Applying the Formula:
In an elementary school with 500 students, how many labs and computers per lab should there be?
- Total Lab Computers = 500/11 (Result: 45 computers for labs)
- Total Number of Labs = 45/30 (Result: 1.5 labs)
Here's what that looks like with real numbers...note that the columns titled Projected Labs and and Projected Computers are the results of the formula above.
The projected data is used to calculate how much equipment needs to be purchased to replace the obsolete equipment.
My final question is as follows: Is this reasonable or is there a major flaw in my calculations?
Update: In response to this blog entry, Doug "Blue Skunk" Johnson wrote the following:
For some reason, you blog doesn't seem to want me to leave a comment. Feel free to add this reply to your blog if so inclined.
You have to think about "how many labs" when it comes to testing. First, any lab used for testing needs to have as many machines as your building's largest class plus 2 (if it is high-stakes testing). You may also want some mini-labs scattered about the school for testing special needs students, make up tests, etc.
Then you look at the testing window - how many days you will have to give the test.
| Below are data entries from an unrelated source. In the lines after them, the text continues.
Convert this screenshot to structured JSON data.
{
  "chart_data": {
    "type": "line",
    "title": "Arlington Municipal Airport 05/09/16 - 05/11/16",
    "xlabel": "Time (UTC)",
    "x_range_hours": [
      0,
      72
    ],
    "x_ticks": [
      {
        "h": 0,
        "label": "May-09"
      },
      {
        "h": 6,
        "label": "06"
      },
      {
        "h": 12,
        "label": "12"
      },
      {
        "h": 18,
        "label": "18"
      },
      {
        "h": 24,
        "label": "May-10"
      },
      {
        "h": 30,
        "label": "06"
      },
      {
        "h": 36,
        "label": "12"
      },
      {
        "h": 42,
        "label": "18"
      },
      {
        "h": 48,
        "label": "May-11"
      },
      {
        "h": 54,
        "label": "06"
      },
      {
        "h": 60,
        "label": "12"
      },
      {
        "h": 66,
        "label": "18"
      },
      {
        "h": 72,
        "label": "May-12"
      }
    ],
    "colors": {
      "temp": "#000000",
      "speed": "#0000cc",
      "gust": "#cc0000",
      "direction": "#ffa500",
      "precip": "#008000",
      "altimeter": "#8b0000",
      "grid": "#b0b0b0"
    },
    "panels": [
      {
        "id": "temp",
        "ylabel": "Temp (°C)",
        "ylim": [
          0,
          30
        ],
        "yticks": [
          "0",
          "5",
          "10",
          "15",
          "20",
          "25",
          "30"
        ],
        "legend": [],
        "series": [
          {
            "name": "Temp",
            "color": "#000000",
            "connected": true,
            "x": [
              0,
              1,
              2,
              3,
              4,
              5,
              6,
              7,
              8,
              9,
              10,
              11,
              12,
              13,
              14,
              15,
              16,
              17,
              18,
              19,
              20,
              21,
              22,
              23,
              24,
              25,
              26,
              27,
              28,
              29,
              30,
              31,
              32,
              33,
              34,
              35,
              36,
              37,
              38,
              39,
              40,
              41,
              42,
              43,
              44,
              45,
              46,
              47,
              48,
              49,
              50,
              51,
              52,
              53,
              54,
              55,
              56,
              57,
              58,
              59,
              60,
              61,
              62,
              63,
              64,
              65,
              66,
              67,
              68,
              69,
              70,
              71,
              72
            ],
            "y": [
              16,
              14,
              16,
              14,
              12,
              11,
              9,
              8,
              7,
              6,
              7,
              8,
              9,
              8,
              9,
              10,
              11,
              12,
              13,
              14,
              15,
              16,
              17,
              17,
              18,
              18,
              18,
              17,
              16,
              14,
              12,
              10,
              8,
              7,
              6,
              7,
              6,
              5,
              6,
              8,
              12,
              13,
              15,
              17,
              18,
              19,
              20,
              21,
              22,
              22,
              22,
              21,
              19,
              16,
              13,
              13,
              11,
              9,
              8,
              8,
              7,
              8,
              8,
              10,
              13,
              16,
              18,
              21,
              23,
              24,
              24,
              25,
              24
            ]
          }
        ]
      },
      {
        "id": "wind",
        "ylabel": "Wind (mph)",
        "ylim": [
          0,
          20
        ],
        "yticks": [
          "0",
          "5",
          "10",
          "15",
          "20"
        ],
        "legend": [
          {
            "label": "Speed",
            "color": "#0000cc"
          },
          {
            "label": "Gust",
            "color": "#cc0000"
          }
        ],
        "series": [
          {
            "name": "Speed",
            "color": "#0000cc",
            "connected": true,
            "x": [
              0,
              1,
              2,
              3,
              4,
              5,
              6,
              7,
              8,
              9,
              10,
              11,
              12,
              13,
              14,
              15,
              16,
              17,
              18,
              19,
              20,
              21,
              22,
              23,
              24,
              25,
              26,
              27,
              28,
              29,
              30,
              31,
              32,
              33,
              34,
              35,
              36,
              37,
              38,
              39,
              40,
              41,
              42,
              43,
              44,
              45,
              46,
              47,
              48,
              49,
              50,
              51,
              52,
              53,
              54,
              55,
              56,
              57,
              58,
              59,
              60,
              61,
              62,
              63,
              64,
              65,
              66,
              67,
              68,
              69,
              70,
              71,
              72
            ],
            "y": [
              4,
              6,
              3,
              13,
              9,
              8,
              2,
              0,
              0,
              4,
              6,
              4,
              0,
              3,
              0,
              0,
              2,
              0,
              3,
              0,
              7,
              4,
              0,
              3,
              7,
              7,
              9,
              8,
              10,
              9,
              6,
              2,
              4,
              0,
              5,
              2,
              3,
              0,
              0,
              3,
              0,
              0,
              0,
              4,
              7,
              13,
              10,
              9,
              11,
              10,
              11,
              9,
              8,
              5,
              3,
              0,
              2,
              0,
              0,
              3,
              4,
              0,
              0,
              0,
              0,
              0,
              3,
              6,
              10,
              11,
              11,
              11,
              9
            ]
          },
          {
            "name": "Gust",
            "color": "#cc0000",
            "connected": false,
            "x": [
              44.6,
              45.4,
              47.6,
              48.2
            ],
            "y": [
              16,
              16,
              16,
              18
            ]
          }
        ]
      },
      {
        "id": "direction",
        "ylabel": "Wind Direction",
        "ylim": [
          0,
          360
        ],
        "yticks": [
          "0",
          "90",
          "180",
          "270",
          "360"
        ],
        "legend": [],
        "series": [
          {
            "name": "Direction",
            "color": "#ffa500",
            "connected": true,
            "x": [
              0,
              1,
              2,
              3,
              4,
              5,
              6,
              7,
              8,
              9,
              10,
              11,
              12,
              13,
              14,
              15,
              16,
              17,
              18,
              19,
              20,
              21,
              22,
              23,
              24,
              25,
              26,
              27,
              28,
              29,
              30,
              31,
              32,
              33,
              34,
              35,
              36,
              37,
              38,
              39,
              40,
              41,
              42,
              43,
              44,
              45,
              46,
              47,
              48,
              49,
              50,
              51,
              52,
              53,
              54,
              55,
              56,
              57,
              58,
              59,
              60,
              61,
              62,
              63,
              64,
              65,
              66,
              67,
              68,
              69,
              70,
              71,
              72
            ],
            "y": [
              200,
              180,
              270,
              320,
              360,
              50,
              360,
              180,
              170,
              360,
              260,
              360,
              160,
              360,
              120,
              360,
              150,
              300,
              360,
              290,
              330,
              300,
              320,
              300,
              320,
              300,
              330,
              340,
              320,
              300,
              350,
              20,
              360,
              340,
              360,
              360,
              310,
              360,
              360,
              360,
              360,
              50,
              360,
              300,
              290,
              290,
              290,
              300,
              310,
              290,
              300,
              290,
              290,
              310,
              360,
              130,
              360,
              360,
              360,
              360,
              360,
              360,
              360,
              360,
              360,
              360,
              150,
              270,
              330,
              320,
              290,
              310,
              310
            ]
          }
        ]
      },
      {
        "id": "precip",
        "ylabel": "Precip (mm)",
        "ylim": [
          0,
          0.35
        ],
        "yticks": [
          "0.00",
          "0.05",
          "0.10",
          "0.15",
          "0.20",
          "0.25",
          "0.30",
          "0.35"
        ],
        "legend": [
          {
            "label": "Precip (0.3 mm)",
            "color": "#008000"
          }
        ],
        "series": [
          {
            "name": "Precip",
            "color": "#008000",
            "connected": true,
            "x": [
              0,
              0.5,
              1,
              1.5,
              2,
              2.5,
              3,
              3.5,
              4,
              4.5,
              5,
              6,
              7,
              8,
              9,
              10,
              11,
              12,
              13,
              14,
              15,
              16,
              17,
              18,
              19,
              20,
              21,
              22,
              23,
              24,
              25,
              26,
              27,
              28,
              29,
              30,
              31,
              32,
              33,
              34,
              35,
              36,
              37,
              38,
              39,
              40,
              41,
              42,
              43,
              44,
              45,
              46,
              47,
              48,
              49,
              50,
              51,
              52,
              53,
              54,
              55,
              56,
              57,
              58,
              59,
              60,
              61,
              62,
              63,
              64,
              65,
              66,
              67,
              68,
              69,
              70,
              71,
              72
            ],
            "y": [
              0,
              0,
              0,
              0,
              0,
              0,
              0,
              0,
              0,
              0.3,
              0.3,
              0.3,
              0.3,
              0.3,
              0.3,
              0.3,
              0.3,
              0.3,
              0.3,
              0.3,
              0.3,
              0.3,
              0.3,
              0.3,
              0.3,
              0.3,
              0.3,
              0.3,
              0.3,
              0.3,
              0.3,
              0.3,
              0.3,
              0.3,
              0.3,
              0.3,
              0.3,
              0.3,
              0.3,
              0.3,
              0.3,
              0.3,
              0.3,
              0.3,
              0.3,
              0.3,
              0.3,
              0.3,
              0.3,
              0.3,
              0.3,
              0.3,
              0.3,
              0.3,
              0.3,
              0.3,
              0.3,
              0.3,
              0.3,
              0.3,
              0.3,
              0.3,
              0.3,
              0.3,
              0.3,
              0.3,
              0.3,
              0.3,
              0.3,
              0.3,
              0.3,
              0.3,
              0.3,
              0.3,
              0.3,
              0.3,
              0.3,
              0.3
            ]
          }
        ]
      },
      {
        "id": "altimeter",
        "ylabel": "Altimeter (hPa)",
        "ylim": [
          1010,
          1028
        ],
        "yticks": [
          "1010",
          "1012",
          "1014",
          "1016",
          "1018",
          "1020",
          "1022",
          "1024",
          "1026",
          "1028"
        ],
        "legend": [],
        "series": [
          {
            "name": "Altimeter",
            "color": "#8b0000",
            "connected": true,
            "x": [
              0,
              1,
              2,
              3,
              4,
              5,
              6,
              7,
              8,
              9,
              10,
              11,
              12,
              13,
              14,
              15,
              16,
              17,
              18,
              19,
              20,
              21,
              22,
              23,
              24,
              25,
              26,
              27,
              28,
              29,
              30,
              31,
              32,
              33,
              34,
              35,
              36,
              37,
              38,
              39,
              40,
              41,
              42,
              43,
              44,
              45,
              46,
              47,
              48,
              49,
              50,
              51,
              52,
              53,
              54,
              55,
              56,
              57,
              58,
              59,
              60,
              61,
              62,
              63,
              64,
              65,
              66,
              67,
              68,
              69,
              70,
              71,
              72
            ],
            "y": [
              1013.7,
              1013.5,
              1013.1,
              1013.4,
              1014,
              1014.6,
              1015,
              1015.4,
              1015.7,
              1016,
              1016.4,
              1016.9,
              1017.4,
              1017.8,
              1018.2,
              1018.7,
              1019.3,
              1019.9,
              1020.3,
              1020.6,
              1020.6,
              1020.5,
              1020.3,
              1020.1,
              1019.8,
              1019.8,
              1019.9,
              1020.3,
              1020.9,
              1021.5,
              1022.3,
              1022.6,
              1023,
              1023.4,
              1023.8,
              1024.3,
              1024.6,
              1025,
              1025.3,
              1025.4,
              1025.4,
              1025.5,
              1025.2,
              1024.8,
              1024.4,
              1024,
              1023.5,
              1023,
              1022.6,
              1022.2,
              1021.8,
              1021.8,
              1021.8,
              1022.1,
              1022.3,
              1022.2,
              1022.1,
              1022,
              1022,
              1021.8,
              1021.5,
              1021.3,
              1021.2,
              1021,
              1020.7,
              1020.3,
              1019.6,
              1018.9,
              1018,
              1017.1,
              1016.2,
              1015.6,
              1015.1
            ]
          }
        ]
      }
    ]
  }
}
Next you look at the length of the test and determine how many classes can be scheduled to take the test per day. That will determine how many labs you need.
For example, if you have a 10 (school) day window and you can test 4 classes a day, one lab can accomodate 40 classes of students. Make sense?
We've been doing online testing here in MN for a number of years. It's a pain in the ass and a terrible waste of computer resources - hardware, bandwidth, and tech support. But it also provides a rationale for reliable computers, sufficient internet capacity and adequate tech support. And job security for all the wrong reasons.